Researchers at Google have been working on the methods and technology using which they can generate speech from text i.e. text-to-speech conversion (TTS) from a long time. Tacotron and WaveNet were the start which led this research after many more improvements towards Tacotron 2. These neural networks have been trained using only speech examples and corresponding text transcripts.
WORKING & FEATURES
Its working can be briefly understood as a sequence-to-sequence model which is optimized for TTS to map (or locate) a sequence of letters to a sequence of features that encode the audio.
An 80-dimensional audio spectrogram with frames is computed every 12.5 milliseconds.
These frames capture pronunciation of words as well as various subtitles of human speech including volume, speed and intonation (pitch & tone).
Final process includes conversion of these features to a 24 kHz waveform using a WaveNet- like architecture that acts as a vocoder.
The audio generated is human-like, trained directly from data, without any complex feature.
A detailed architecture model of Tacotron 2 can be given as follows.
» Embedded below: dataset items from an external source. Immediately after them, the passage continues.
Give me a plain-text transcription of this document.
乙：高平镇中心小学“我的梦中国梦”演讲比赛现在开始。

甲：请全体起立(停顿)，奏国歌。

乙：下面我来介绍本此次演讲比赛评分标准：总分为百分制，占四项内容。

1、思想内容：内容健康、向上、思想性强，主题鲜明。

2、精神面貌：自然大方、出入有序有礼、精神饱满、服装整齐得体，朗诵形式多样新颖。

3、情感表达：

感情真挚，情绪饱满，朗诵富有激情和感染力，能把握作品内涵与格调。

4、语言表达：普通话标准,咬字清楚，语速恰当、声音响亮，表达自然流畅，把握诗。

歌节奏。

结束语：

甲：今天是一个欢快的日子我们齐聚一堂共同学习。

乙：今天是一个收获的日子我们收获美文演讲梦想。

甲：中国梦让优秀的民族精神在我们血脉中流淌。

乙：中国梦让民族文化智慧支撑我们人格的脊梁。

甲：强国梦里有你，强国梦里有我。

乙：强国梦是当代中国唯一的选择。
The lower half of the image describes the sequence-to-sequence model that maps a sequence of letters to a spectrogram.
Google has also provided the audio samples of Tacotron 2, demonstrating the state-of-the-art TTS system. The audio is almost near to the professional recordings when considered on the basis of naturalness of speech. The system, though is thorough in its job, still encounters difficulties in pronouncing complex words like decorum, and so on and generates random noise. Moreover, reacting to speech (or emotion) according to its meaning i.e. when to react happy and sad is still being worked upon.